Narrative Summary of Studies Including Patients with a Variety of Respiratory Illnesses; Comparison: Routine PCR versus Rapid PCR Viral + Bacterial Testing
| Author, Year (Reference) | Study Design | Setting/Participants | Key Results |
|---|---|---|---|
| Andrews et al., 2017 (28) | Quasirandomized trial with patients enrolled in the control arm on odd days of the month and enrolled in the intervention arm on even days of the month; the control consisted of in-house multiplex PCR for viruses, and the intervention consisted of a POC multiplex PCR panel for 17 viral and 3 bacterial targets | 545 patients, ≥16 yr of age, seen in both inpatient and outpatient settings, with symptoms suggestive of an URTI, ILI, or LRTI; no data regarding number with suspected pneumonia | There was no significant difference in the hospital LOS between the control and the intervention. The median hospital LOS was 79.6 h (IQR, 41.9 to 188.9 h) in the control arm and 98.6 h (IQR, 48.1 to 218.4 h) in intervention arm. Comparing the control arm with the intervention arm, no significant difference was detected in antibiotic use at any time during the hospital stay after enrollment or in duration of antibiotic use.

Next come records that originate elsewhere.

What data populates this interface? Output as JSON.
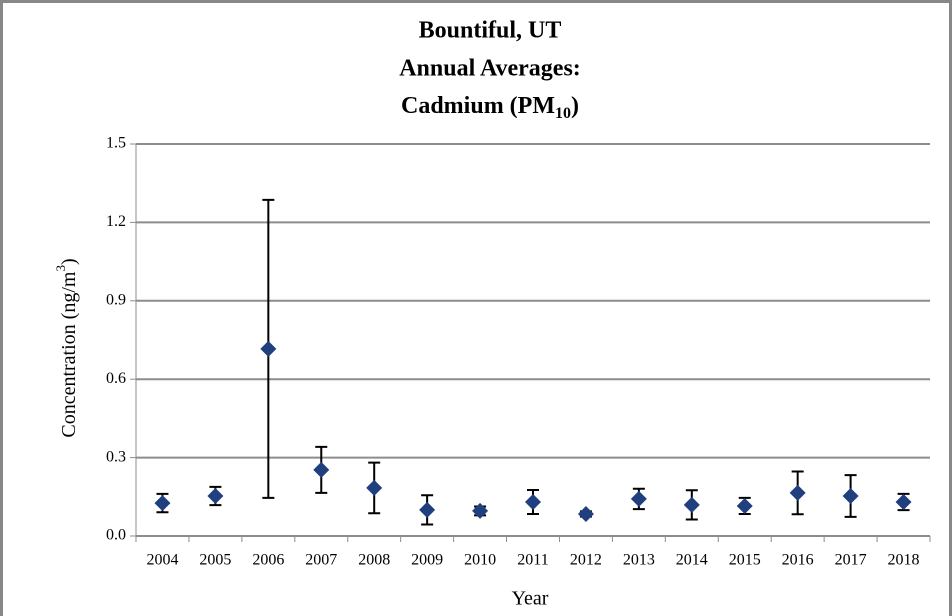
{
  "chart_data": {
    "type": "errorbar-scatter",
    "title": [
      "Bountiful, UT",
      "Annual Averages:",
      [
        "Cadmium (PM",
        "10",
        ")"
      ]
    ],
    "xlabel": "Year",
    "ylabel": [
      "Concentration (ng/m",
      "3",
      ")"
    ],
    "categories": [
      "2004",
      "2005",
      "2006",
      "2007",
      "2008",
      "2009",
      "2010",
      "2011",
      "2012",
      "2013",
      "2014",
      "2015",
      "2016",
      "2017",
      "2018"
    ],
    "values": [
      0.126,
      0.153,
      0.716,
      0.253,
      0.184,
      0.1,
      0.096,
      0.13,
      0.084,
      0.142,
      0.119,
      0.115,
      0.165,
      0.153,
      0.13
    ],
    "errors": [
      0.035,
      0.035,
      0.57,
      0.088,
      0.097,
      0.056,
      0.017,
      0.046,
      0.01,
      0.039,
      0.056,
      0.031,
      0.082,
      0.08,
      0.031
    ],
    "color": "#1f3f7f",
    "error_color": "#000000",
    "ylim": [
      0,
      1.5
    ],
    "yticks": [
      {
        "value": 0,
        "label": "0.0"
      },
      0.3,
      0.6,
      0.9,
      1.2,
      1.5
    ],
    "grid": true
  }
}
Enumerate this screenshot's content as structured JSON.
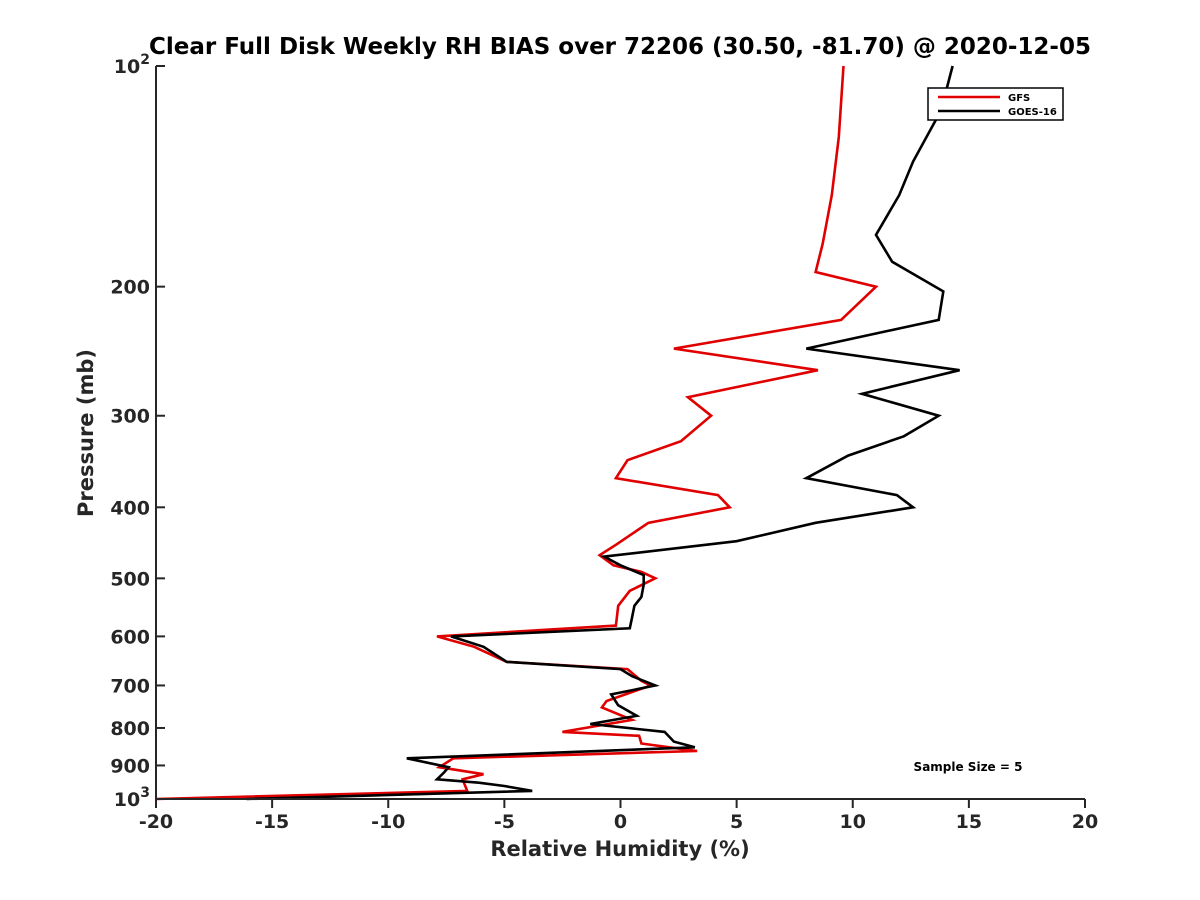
{
  "chart_data": {
    "type": "line",
    "title": "Clear Full Disk Weekly RH BIAS over 72206 (30.50, -81.70) @ 2020-12-05",
    "xlabel": "Relative Humidity (%)",
    "ylabel": "Pressure (mb)",
    "xlim": [
      -20,
      20
    ],
    "ylim": [
      100,
      1000
    ],
    "y_scale": "log",
    "y_reversed": true,
    "grid": false,
    "legend_position": "top-right",
    "x_ticks": [
      "-20",
      "-15",
      "-10",
      "-5",
      "0",
      "5",
      "10",
      "15",
      "20"
    ],
    "y_ticks": [
      {
        "value": 100,
        "base": "10",
        "exp": "2"
      },
      {
        "value": 200,
        "label": "200"
      },
      {
        "value": 300,
        "label": "300"
      },
      {
        "value": 400,
        "label": "400"
      },
      {
        "value": 500,
        "label": "500"
      },
      {
        "value": 600,
        "label": "600"
      },
      {
        "value": 700,
        "label": "700"
      },
      {
        "value": 800,
        "label": "800"
      },
      {
        "value": 900,
        "label": "900"
      },
      {
        "value": 1000,
        "base": "10",
        "exp": "3"
      }
    ],
    "annotation": "Sample Size = 5",
    "series": [
      {
        "name": "GFS",
        "color": "#e00000",
        "points": [
          [
            9.6,
            100
          ],
          [
            9.4,
            125
          ],
          [
            9.1,
            150
          ],
          [
            8.7,
            175
          ],
          [
            8.4,
            191
          ],
          [
            11.0,
            200
          ],
          [
            9.5,
            222
          ],
          [
            2.3,
            243
          ],
          [
            8.5,
            260
          ],
          [
            2.9,
            283
          ],
          [
            3.9,
            300
          ],
          [
            2.6,
            325
          ],
          [
            0.3,
            345
          ],
          [
            -0.2,
            365
          ],
          [
            4.2,
            385
          ],
          [
            4.7,
            400
          ],
          [
            1.2,
            420
          ],
          [
            -0.2,
            450
          ],
          [
            -0.9,
            465
          ],
          [
            -0.3,
            480
          ],
          [
            0.9,
            490
          ],
          [
            1.5,
            500
          ],
          [
            0.4,
            520
          ],
          [
            -0.1,
            545
          ],
          [
            -0.2,
            580
          ],
          [
            -7.9,
            600
          ],
          [
            -6.3,
            620
          ],
          [
            -4.9,
            650
          ],
          [
            0.3,
            665
          ],
          [
            0.9,
            690
          ],
          [
            1.3,
            700
          ],
          [
            -0.6,
            735
          ],
          [
            -0.8,
            750
          ],
          [
            0.5,
            780
          ],
          [
            -2.5,
            810
          ],
          [
            0.8,
            820
          ],
          [
            0.9,
            840
          ],
          [
            2.1,
            850
          ],
          [
            3.3,
            860
          ],
          [
            -7.2,
            880
          ],
          [
            -7.8,
            905
          ],
          [
            -5.9,
            925
          ],
          [
            -6.8,
            940
          ],
          [
            -6.6,
            975
          ],
          [
            -20.0,
            1000
          ]
        ]
      },
      {
        "name": "GOES-16",
        "color": "#000000",
        "points": [
          [
            14.3,
            100
          ],
          [
            13.8,
            115
          ],
          [
            12.6,
            135
          ],
          [
            12.0,
            150
          ],
          [
            11.0,
            170
          ],
          [
            11.7,
            185
          ],
          [
            13.9,
            203
          ],
          [
            13.7,
            222
          ],
          [
            8.0,
            243
          ],
          [
            14.6,
            260
          ],
          [
            10.4,
            280
          ],
          [
            13.7,
            300
          ],
          [
            12.2,
            320
          ],
          [
            9.8,
            340
          ],
          [
            8.0,
            365
          ],
          [
            11.9,
            385
          ],
          [
            12.6,
            400
          ],
          [
            8.4,
            420
          ],
          [
            5.0,
            445
          ],
          [
            -0.7,
            467
          ],
          [
            0.0,
            480
          ],
          [
            1.0,
            495
          ],
          [
            1.0,
            510
          ],
          [
            0.9,
            530
          ],
          [
            0.6,
            545
          ],
          [
            0.5,
            565
          ],
          [
            0.4,
            585
          ],
          [
            -7.3,
            600
          ],
          [
            -5.9,
            620
          ],
          [
            -4.9,
            650
          ],
          [
            0.0,
            665
          ],
          [
            0.5,
            680
          ],
          [
            1.5,
            700
          ],
          [
            -0.4,
            720
          ],
          [
            -0.1,
            745
          ],
          [
            0.7,
            770
          ],
          [
            -1.3,
            790
          ],
          [
            1.9,
            810
          ],
          [
            2.3,
            835
          ],
          [
            3.2,
            850
          ],
          [
            -9.2,
            880
          ],
          [
            -7.4,
            905
          ],
          [
            -7.6,
            920
          ],
          [
            -7.9,
            940
          ],
          [
            -6.1,
            950
          ],
          [
            -5.0,
            960
          ],
          [
            -3.8,
            975
          ],
          [
            -16.1,
            1000
          ]
        ]
      }
    ]
  }
}
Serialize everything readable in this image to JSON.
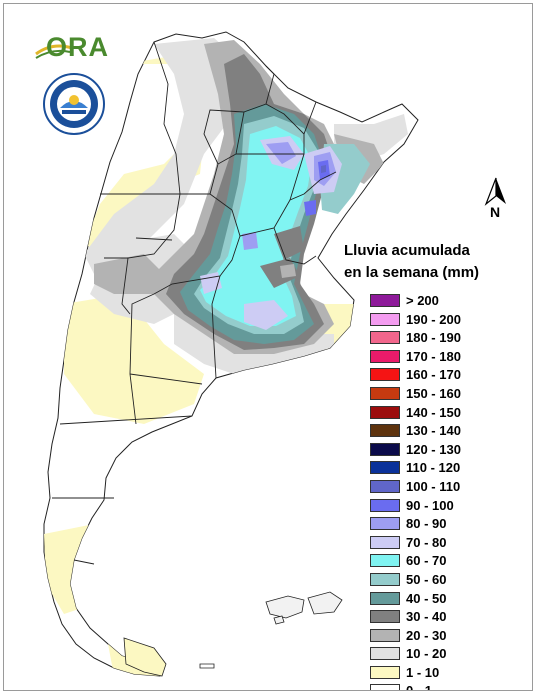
{
  "title_line1": "Lluvia acumulada",
  "title_line2": "en la semana (mm)",
  "logo_text": "ORA",
  "north_label": "N",
  "legend": [
    {
      "label": "> 200",
      "color": "#8e1a9a"
    },
    {
      "label": "190 - 200",
      "color": "#f49cf0"
    },
    {
      "label": "180 - 190",
      "color": "#f2668c"
    },
    {
      "label": "170 - 180",
      "color": "#ea1b6a"
    },
    {
      "label": "160 - 170",
      "color": "#f51414"
    },
    {
      "label": "150 - 160",
      "color": "#c63a10"
    },
    {
      "label": "140 - 150",
      "color": "#9c0d0d"
    },
    {
      "label": "130 - 140",
      "color": "#5e330e"
    },
    {
      "label": "120 - 130",
      "color": "#0b0b4a"
    },
    {
      "label": "110 - 120",
      "color": "#0a319a"
    },
    {
      "label": "100 - 110",
      "color": "#6066c8"
    },
    {
      "label": "90 - 100",
      "color": "#6a6cf0"
    },
    {
      "label": "80 - 90",
      "color": "#9e9ef2"
    },
    {
      "label": "70 - 80",
      "color": "#cdccf4"
    },
    {
      "label": "60 - 70",
      "color": "#80f4f2"
    },
    {
      "label": "50 - 60",
      "color": "#94cccc"
    },
    {
      "label": "40 - 50",
      "color": "#649a9a"
    },
    {
      "label": "30 - 40",
      "color": "#808080"
    },
    {
      "label": "20 - 30",
      "color": "#b3b3b3"
    },
    {
      "label": "10 - 20",
      "color": "#e2e2e2"
    },
    {
      "label": "1 - 10",
      "color": "#fcf8c2"
    },
    {
      "label": "0 - 1",
      "color": "#ffffff"
    }
  ]
}
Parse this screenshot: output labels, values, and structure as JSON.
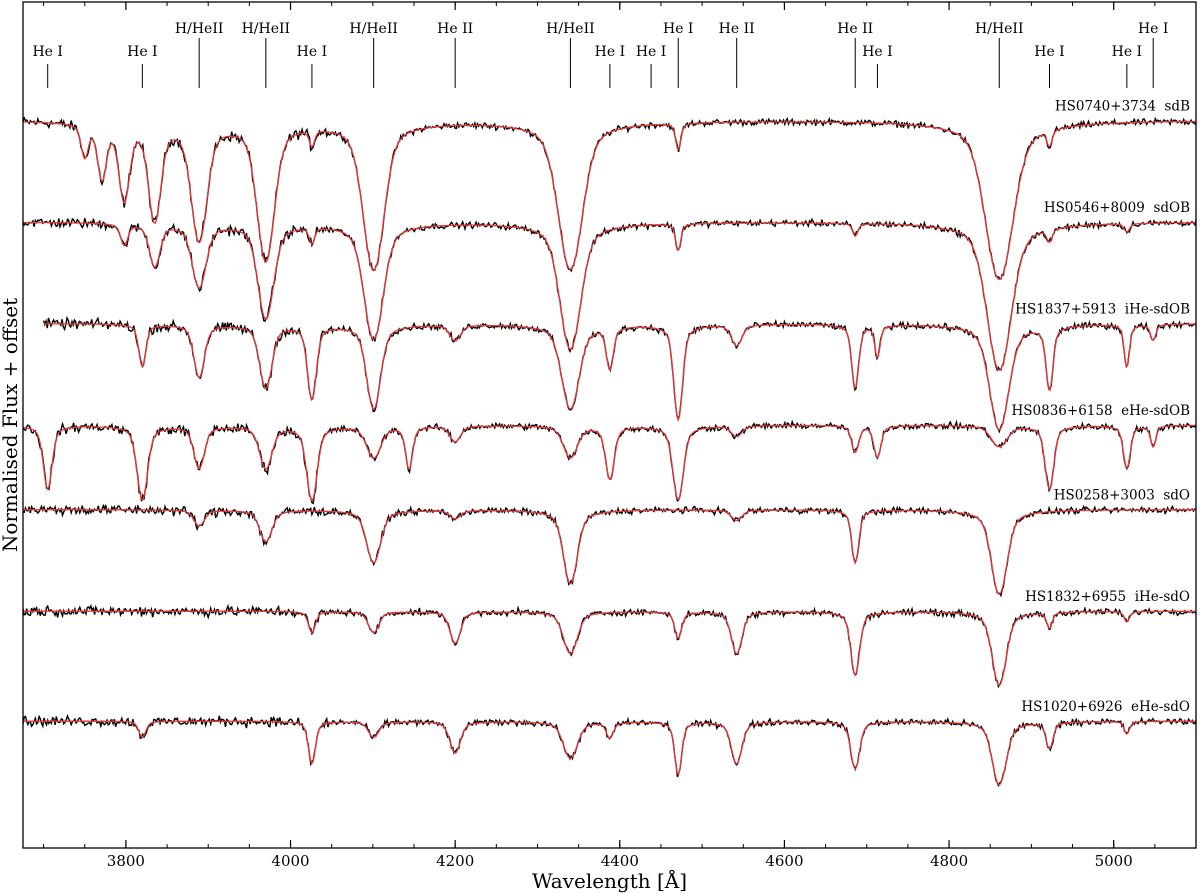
{
  "chart_data": {
    "type": "line",
    "xlabel": "Wavelength [Å]",
    "ylabel": "Normalised Flux + offset",
    "xlim": [
      3675,
      5100
    ],
    "xticks": [
      3800,
      4000,
      4200,
      4400,
      4600,
      4800,
      5000
    ],
    "xtick_labels": [
      "3800",
      "4000",
      "4200",
      "4400",
      "4600",
      "4800",
      "5000"
    ],
    "yticks_shown": false,
    "grid": false,
    "colors": {
      "observed": "#000000",
      "model": "#e8393a"
    },
    "line_ids": [
      {
        "label": "He I",
        "wavelength": 3705,
        "row": 2
      },
      {
        "label": "He I",
        "wavelength": 3820,
        "row": 2
      },
      {
        "label": "H/HeII",
        "wavelength": 3889,
        "row": 1
      },
      {
        "label": "H/HeII",
        "wavelength": 3970,
        "row": 1
      },
      {
        "label": "He I",
        "wavelength": 4026,
        "row": 2
      },
      {
        "label": "H/HeII",
        "wavelength": 4101,
        "row": 1
      },
      {
        "label": "He II",
        "wavelength": 4200,
        "row": 1
      },
      {
        "label": "H/HeII",
        "wavelength": 4340,
        "row": 1
      },
      {
        "label": "He I",
        "wavelength": 4388,
        "row": 2
      },
      {
        "label": "He I",
        "wavelength": 4438,
        "row": 2
      },
      {
        "label": "He I",
        "wavelength": 4471,
        "row": 1
      },
      {
        "label": "He II",
        "wavelength": 4542,
        "row": 1
      },
      {
        "label": "He II",
        "wavelength": 4686,
        "row": 1
      },
      {
        "label": "He I",
        "wavelength": 4713,
        "row": 2
      },
      {
        "label": "H/HeII",
        "wavelength": 4861,
        "row": 1
      },
      {
        "label": "He I",
        "wavelength": 4922,
        "row": 2
      },
      {
        "label": "He I",
        "wavelength": 5016,
        "row": 2
      },
      {
        "label": "He I",
        "wavelength": 5048,
        "row": 1
      }
    ],
    "spectra": [
      {
        "name": "HS0740+3734  sdB",
        "continuum_y": 0.86,
        "lines": [
          [
            3750,
            0.03,
            4
          ],
          [
            3771,
            0.05,
            5
          ],
          [
            3798,
            0.07,
            6
          ],
          [
            3835,
            0.09,
            7
          ],
          [
            3889,
            0.11,
            9
          ],
          [
            3970,
            0.13,
            10
          ],
          [
            4026,
            0.015,
            3
          ],
          [
            4101,
            0.14,
            12
          ],
          [
            4340,
            0.14,
            14
          ],
          [
            4471,
            0.025,
            3
          ],
          [
            4861,
            0.15,
            16
          ],
          [
            4922,
            0.015,
            3
          ]
        ]
      },
      {
        "name": "HS0546+8009  sdOB",
        "continuum_y": 0.74,
        "lines": [
          [
            3798,
            0.02,
            4
          ],
          [
            3835,
            0.04,
            6
          ],
          [
            3889,
            0.06,
            8
          ],
          [
            3970,
            0.09,
            9
          ],
          [
            4026,
            0.015,
            3
          ],
          [
            4101,
            0.11,
            11
          ],
          [
            4340,
            0.12,
            12
          ],
          [
            4471,
            0.025,
            3
          ],
          [
            4686,
            0.012,
            3
          ],
          [
            4861,
            0.14,
            14
          ],
          [
            4922,
            0.012,
            3
          ],
          [
            5016,
            0.008,
            3
          ]
        ]
      },
      {
        "name": "HS1837+5913  iHe-sdOB",
        "continuum_y": 0.62,
        "lines": [
          [
            3820,
            0.04,
            4
          ],
          [
            3889,
            0.05,
            6
          ],
          [
            3970,
            0.06,
            7
          ],
          [
            4026,
            0.07,
            5
          ],
          [
            4101,
            0.08,
            8
          ],
          [
            4200,
            0.015,
            6
          ],
          [
            4340,
            0.08,
            10
          ],
          [
            4388,
            0.04,
            4
          ],
          [
            4471,
            0.09,
            5
          ],
          [
            4542,
            0.02,
            6
          ],
          [
            4686,
            0.06,
            4
          ],
          [
            4713,
            0.03,
            3
          ],
          [
            4861,
            0.1,
            11
          ],
          [
            4922,
            0.06,
            4
          ],
          [
            5016,
            0.04,
            3
          ],
          [
            5048,
            0.015,
            3
          ]
        ]
      },
      {
        "name": "HS0836+6158  eHe-sdOB",
        "continuum_y": 0.5,
        "lines": [
          [
            3705,
            0.06,
            5
          ],
          [
            3820,
            0.07,
            6
          ],
          [
            3889,
            0.04,
            6
          ],
          [
            3970,
            0.04,
            7
          ],
          [
            4026,
            0.07,
            6
          ],
          [
            4101,
            0.03,
            8
          ],
          [
            4144,
            0.04,
            4
          ],
          [
            4200,
            0.015,
            6
          ],
          [
            4340,
            0.03,
            8
          ],
          [
            4388,
            0.05,
            5
          ],
          [
            4471,
            0.07,
            6
          ],
          [
            4542,
            0.01,
            6
          ],
          [
            4686,
            0.025,
            4
          ],
          [
            4713,
            0.03,
            4
          ],
          [
            4861,
            0.02,
            9
          ],
          [
            4922,
            0.06,
            5
          ],
          [
            5016,
            0.04,
            4
          ],
          [
            5048,
            0.02,
            3
          ]
        ]
      },
      {
        "name": "HS0258+3003  sdO",
        "continuum_y": 0.4,
        "lines": [
          [
            3889,
            0.015,
            6
          ],
          [
            3970,
            0.03,
            7
          ],
          [
            4101,
            0.05,
            8
          ],
          [
            4200,
            0.008,
            6
          ],
          [
            4340,
            0.07,
            8
          ],
          [
            4542,
            0.01,
            6
          ],
          [
            4686,
            0.05,
            4
          ],
          [
            4861,
            0.08,
            9
          ]
        ]
      },
      {
        "name": "HS1832+6955  iHe-sdO",
        "continuum_y": 0.28,
        "lines": [
          [
            4026,
            0.02,
            4
          ],
          [
            4101,
            0.02,
            6
          ],
          [
            4200,
            0.03,
            6
          ],
          [
            4340,
            0.04,
            8
          ],
          [
            4471,
            0.025,
            4
          ],
          [
            4542,
            0.04,
            6
          ],
          [
            4686,
            0.06,
            5
          ],
          [
            4861,
            0.07,
            8
          ],
          [
            4922,
            0.015,
            3
          ],
          [
            5016,
            0.01,
            3
          ]
        ]
      },
      {
        "name": "HS1020+6926  eHe-sdO",
        "continuum_y": 0.15,
        "lines": [
          [
            3820,
            0.015,
            4
          ],
          [
            4026,
            0.04,
            4
          ],
          [
            4101,
            0.015,
            6
          ],
          [
            4200,
            0.03,
            6
          ],
          [
            4340,
            0.035,
            8
          ],
          [
            4388,
            0.015,
            4
          ],
          [
            4471,
            0.05,
            4
          ],
          [
            4542,
            0.04,
            6
          ],
          [
            4686,
            0.045,
            5
          ],
          [
            4861,
            0.06,
            8
          ],
          [
            4922,
            0.025,
            4
          ],
          [
            5016,
            0.012,
            3
          ]
        ]
      }
    ]
  }
}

Among patients with influenza, the time to the first dose of antiviral therapy was shorter in the intervention arm: median of 60.4 h in the control arm (IQR, 22.7 to 85.2 h) vs. median of 24 h in the intervention arm (IQR, 11.6 to 33.0 h). |
| Mercuro et al., 2018 (29) | Single-center, quasiexperimental study evaluating antimicrobial use after implementation of an in-house multiplex PCR panel for 17 viral and 3 bacterial targets coupled with an antimicrobial stewardship audit | 131 hospitalized, immunocompromised patients were tested with a respiratory viral panel (send-out testing, n = 51; compared with in-house testing, n = 75); pneumonia was diagnosed in 80 (61.1%) patients | Compared with send-out testing, the in-house multiplex panel did not significantly alter antimicrobial optimization interventions (30.7% vs. 35.7%) but did reduce the time to intervention from specimen collection from 52.1 to 13.9 h (P < 0.001). There was no significant difference between these groups for type of antimicrobial intervention (deescalation, discontinuation, or addition), hospital LOS, or empiric antibiotic duration. |
| Shengchen et al., 2019 (30) | Single-center, open-label randomized trial with patients randomized to POC testing with a multiplex PCR panel for 17 viral and 3 bacterial targets plus routine PCR or to routine PCR for 10 viral pathogens | 800 hospitalized patients (398 in the intervention group and 402 in the control group) with LRTI; 57% had received a final diagnosis of pneumonia | No significant difference was observed between the two groups regarding the proportion of patients given i.v. antibiotics (92.1% vs. 93.8%; 95% CI, −5.1% to 2.0%; P = 0.38). The median duration of i.v. antibiotic treatment in the intervention group was significantly shorter than that in the control group (7 vs. 8 d, 95% CI, −2.1 to −0.8 d; P < 0.001). More patients in the intervention group had antibiotic deescalation within 72 h (7.9% vs. 3.2%; 95% CI, 1.4% to 8.0%; P = 0.005) than in the control group. The median hospital LOS was significantly shorter in the intervention group than in the control group (8 vs. 9 d; 95% CI, −1.6 to −0.4 d; P < 0.001). |
Definition of abbreviations: CI = confidence interval; ILI = influenza-like illness; IQR = interquartile range; i.v. = intravenous; LOS = length of stay; LRTI = lower respiratory tract illness/infection; POC = point of care; URTI = upper respiratory tract infection.